CoPIs: Karin Dorman (Iowa State University), Shannon Schlueter (University of North Carolina - Charlotte) and Shailesh Lal (Oakland University)
Senior Personnel: Jon Duvick and Yasser El-Manzalawy (Iowa State University)
The premise of this project is that the scale of sequence and other data accumulation in plant genomics necessitates the development of novel, highly automated, scalable, comprehensive, and accurate approaches to genome annotation. The depth of transcript data accumulating for many plant species under numerous experimental conditions provide unprecedented evidence for the evaluation of all aspects of transcription, including precise mapping of transcription start sites as well as dominant and alternative splice sites. This project engages a team of experts in a wide range of fields, including genomics, molecular biology, bioinformatics, statistics, machine learning, high performance computing, and software engineering to jointly work toward a solution for accurately predicting the expressed protein-coding gene transcriptome from plant genome sequences. Successful completion of the project will result in the deployment of (1) software that implements the novel prediction algorithms, (2) visualization and data access portals, and (3) a cyberinfrastructure environment implementation of the developed tools for distributed computing, sharing of protocols, and analysis provenance recording. In the long run, the project seeks to explore the extent to which genomic biology can transition from a largely descriptive to a highly predictive science driven by quantitative measurements, with algorithms and computation as the domain-adapted language.

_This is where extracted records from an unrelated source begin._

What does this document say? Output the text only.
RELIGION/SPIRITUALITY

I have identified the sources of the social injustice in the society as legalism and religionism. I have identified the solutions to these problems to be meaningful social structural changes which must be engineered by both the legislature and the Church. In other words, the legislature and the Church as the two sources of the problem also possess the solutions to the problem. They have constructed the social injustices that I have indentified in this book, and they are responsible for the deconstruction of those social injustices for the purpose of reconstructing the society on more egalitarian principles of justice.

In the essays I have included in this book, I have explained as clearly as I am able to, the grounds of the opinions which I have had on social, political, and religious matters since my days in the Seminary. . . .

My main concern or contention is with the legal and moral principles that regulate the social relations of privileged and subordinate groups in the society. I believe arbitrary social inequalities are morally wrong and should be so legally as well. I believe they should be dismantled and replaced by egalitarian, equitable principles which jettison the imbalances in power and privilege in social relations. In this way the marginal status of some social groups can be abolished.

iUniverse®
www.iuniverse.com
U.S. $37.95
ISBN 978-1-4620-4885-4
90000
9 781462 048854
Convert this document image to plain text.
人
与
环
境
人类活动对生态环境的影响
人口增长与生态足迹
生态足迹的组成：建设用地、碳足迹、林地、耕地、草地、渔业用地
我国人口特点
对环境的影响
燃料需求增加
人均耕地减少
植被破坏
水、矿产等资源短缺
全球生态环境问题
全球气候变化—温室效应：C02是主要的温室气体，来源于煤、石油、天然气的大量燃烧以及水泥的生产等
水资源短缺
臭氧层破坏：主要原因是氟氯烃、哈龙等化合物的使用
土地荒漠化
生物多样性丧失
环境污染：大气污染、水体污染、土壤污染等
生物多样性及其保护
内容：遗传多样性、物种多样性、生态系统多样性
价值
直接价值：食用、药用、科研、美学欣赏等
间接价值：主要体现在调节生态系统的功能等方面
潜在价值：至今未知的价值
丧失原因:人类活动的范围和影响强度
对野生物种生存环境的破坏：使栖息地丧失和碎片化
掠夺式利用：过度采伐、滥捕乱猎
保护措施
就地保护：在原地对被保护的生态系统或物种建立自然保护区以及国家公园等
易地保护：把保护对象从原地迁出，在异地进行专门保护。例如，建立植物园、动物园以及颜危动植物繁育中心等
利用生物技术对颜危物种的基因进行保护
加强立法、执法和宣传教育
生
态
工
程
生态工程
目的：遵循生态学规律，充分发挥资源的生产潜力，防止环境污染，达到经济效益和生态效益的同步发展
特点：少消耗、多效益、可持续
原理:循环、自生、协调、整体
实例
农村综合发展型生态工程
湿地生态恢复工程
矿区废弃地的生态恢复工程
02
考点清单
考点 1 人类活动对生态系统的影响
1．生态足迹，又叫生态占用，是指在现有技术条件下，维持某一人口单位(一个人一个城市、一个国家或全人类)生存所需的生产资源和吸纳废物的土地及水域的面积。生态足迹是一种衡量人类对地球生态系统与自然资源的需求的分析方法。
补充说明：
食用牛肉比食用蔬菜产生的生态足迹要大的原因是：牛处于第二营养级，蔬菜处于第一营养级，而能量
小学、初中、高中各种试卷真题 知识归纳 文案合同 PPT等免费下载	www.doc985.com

The project will generate standardized, accurate protein-coding gene structure annotation for 25 plant genomes from a wide range of the phylogenetic spectrum. Initial emphasis will be on improved annotation of recently sequenced genomes, which will benefit the entire community of researchers working on these important crops. The anticipated algorithms for transcriptome prediction will be essential to the analysis of the thousands of complete plant genome sequences likely to become available within the next few years. Through the development of reliable gold standard annotations and the dissemination of training and test sets for algorithmic development, a larger community of computational data analysts, in particular from the machine learning community, will be engaged. All software developed and data generated in this research is freely available through project Web sites, in particular www.plantgdb.org. The project's plan for integration of research and education will train a new generation of scientists to work on genomics data with the broad range of interdisciplinary approaches represented by the project team.